While I recognize that the next statement might alienate some of my readers, I have to admit that I'm not the biggest NASCAR fan. That fact, however, does not stop me from reporting that a former NASCAR official has sued the racing league for sexual harassment, seeking an astounding $225 million in damages (which makes NASCAR a whole lot more interesting to me). For an HR perspective on this issue, click on over to The HR Capitalist. Meanwhile, the Connecticut Employment Law Blog has some insightful thoughts on companies being fairly stereotyped by their public image.
Rush on Business advises that companies should "build an Ark" to avoid employment lawsuit. What does Rush mean? Like Noah, businesses should be proactive in attacking issues before they become a problem that can swamp the company. Some examples include having an effective harassment policy, promptly and accurately documenting performance problems, and reviewing wage and hour compliance.

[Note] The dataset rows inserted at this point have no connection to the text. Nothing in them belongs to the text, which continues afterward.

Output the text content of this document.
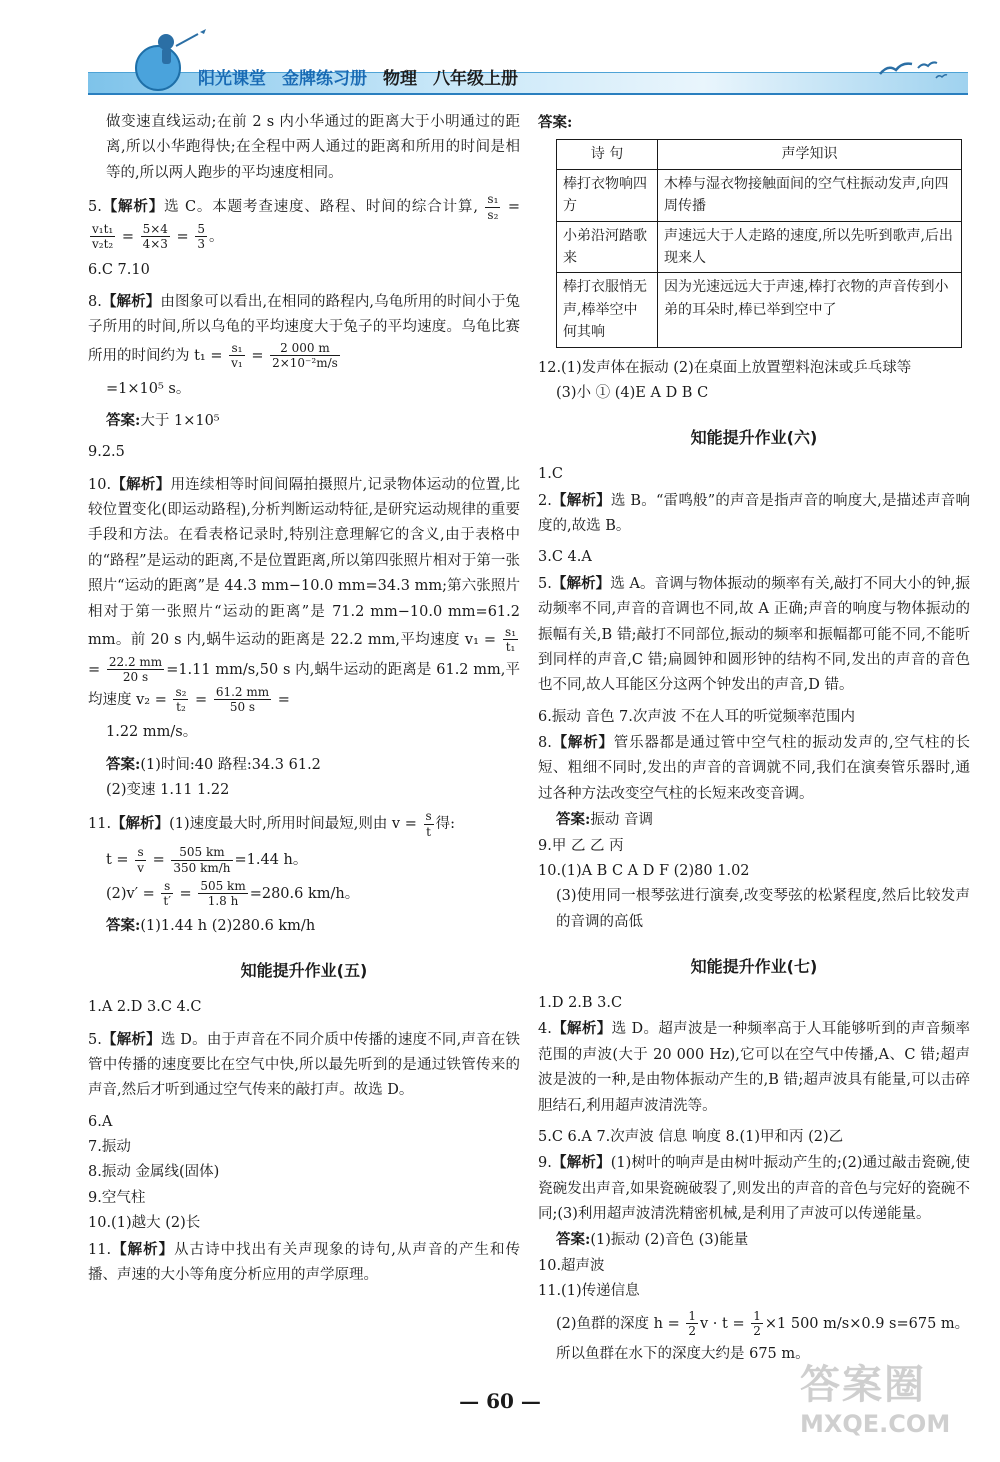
阳光课堂 金牌练习册 物理 八年级上册

做变速直线运动;在前 2 s 内小华通过的距离大于小明通过的距离,所以小华跑得快;在全程中两人通过的距离和所用的时间是相等的,所以两人跑步的平均速度相同。

5.【解析】选 C。本题考查速度、路程、时间的综合计算, $\frac{\text{s₁}}{\text{s₂}}$ =
$\frac{\text{v₁t₁}}{\text{v₂t₂}} = \frac{5\times 4}{4\times 3} = \frac{5}{3}$ 。

6.C 7.10

8.【解析】由图象可以看出,在相同的路程内,乌龟所用的时间小于兔子所用的时间,所以乌龟的平均速度大于兔子的平均速度。乌龟比赛所用的时间约为 $t_1 = \frac{\text{s₁}}{\text{v₁}} = \frac{2 000 m}{\text{2×10⁻²m/s}}$

=1×10⁵ s。

答案:大于 1×10⁵

9.2.5

10.【解析】用连续相等时间间隔拍摄照片,记录物体运动的位置,比较位置变化(即运动路程),分析判断运动特征,是研究运动规律的重要手段和方法。在看表格记录时,特别注意理解它的含义,由于表格中的“路程”是运动的距离,不是位置距离,所以第四张照片相对于第一张照片“运动的距离”是 44.3 mm−10.0 mm=34.3 mm;第六张照片相对于第一张照片“运动的距离”是 71.2 mm−10.0 mm=61.2 mm。前 20 s 内,蜗牛运动的距离是 22.2 mm,平均速度 $v_1 = \frac{\text{s₁}}{\text{t₁}}$
= $\frac{22.2 mm}{20 s} =1.11$ mm/s,50 s 内,蜗牛运动的距离是 61.2 mm,平均速度 $v_2 = \frac{\text{s₂}}{\text{t₂}} = \frac{61.2 mm}{50 s}$ =

1.22 mm/s。

答案:(1)时间:40 路程:34.3 61.2

(2)变速 1.11 1.22

11.【解析】(1)速度最大时,所用时间最短,则由 $v = \frac{s}{t}$ 得:

$t = \frac{s}{v} = \frac{505 km}{350 km/h} =1.44$ h。

$(2)v' = \frac{s}{t'} = \frac{505 km}{1.8 h} =280.6$ km/h。

答案:(1)1.44 h (2)280.6 km/h

知能提升作业(五)

1.A 2.D 3.C 4.C

5.【解析】选 D。由于声音在不同介质中传播的速度不同,声音在铁管中传播的速度要比在空气中快,所以最先听到的是通过铁管传来的声音,然后才听到通过空气传来的敲打声。故选 D。

6.A

7.振动

8.振动 金属线(固体)

9.空气柱

10.(1)越大 (2)长

11.【解析】从古诗中找出有关声现象的诗句,从声音的产生和传播、声速的大小等角度分析应用的声学原理。

答案:

诗 句	声学知识
棒打衣物响四方	木棒与湿衣物接触面间的空气柱振动发声,向四周传播
小弟沿河踏歌来	声速远大于人走路的速度,所以先听到歌声,后出现来人
棒打衣服悄无声,棒举空中何其响	因为光速远远大于声速,棒打衣物的声音传到小弟的耳朵时,棒已举到空中了

12.(1)发声体在振动 (2)在桌面上放置塑料泡沫或乒乓球等

(3)小 ① (4)E A D B C

知能提升作业(六)

1.C

2.【解析】选 B。“雷鸣般”的声音是指声音的响度大,是描述声音响度的,故选 B。

3.C 4.A

5.【解析】选 A。音调与物体振动的频率有关,敲打不同大小的钟,振动频率不同,声音的音调也不同,故 A 正确;声音的响度与物体振动的振幅有关,B 错;敲打不同部位,振动的频率和振幅都可能不同,不能听到同样的声音,C 错;扁圆钟和圆形钟的结构不同,发出的声音的音色也不同,故人耳能区分这两个钟发出的声音,D 错。

6.振动 音色 7.次声波 不在人耳的听觉频率范围内

8.【解析】管乐器都是通过管中空气柱的振动发声的,空气柱的长短、粗细不同时,发出的声音的音调就不同,我们在演奏管乐器时,通过各种方法改变空气柱的长短来改变音调。

答案:振动 音调

9.甲 乙 乙 丙

10.(1)A B C A D F (2)80 1.02

(3)使用同一根琴弦进行演奏,改变琴弦的松紧程度,然后比较发声的音调的高低

知能提升作业(七)

1.D 2.B 3.C

4.【解析】选 D。超声波是一种频率高于人耳能够听到的声音频率范围的声波(大于 20 000 Hz),它可以在空气中传播,A、C 错;超声波是波的一种,是由物体振动产生的,B 错;超声波具有能量,可以击碎胆结石,利用超声波清洗等。

5.C 6.A 7.次声波 信息 响度 8.(1)甲和丙 (2)乙

9.【解析】(1)树叶的响声是由树叶振动产生的;(2)通过敲击瓷碗,使瓷碗发出声音,如果瓷碗破裂了,则发出的声音的音色与完好的瓷碗不同;(3)利用超声波清洗精密机械,是利用了声波可以传递能量。

答案:(1)振动 (2)音色 (3)能量

10.超声波

11.(1)传递信息

(2)鱼群的深度 $h = \frac{1}{2}$ $v \cdot t = \frac{1}{2} \times 1$ 500 m/s×0.9 s=675 m。

所以鱼群在水下的深度大约是 675 m。

— 60 —	答案圈
MXQE.COM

Recall that in Thompson v. North Am. Stainless, the 6th Circuit went beyond the plain language of Title VII to find a claim for associational retaliation. Jottings by an Employer's Lawyer, the granddaddy of employment law blogs, reports on a case out of the 5th Circuit that came to the exact opposite conclusion under the FMLA.
The Delaware Employment Law Blog observes that in employment disputes, simply providing an employees a forum to air their grievances can often stave off a lawsuit.
The Pennsylvania Labor & Employment Blog reports on Klopfenstein v. National Sales & Supply, in which a Pennsylvania federal court found that the act of getting coffee is not gender specific and therefore cannot form the basis for a sexual harassment claim.
Finally, this week brings us a trio of thoughful articles on preventing and avoiding retaliation claims: the Labor & Employment Law Blog on training supervisors to avoid retaliation claims; BLR's HR Daily Advisor on how not to be blindsided by a retaliation claim, and BLR's HR Daily Advisor on rules to prevent retaliation.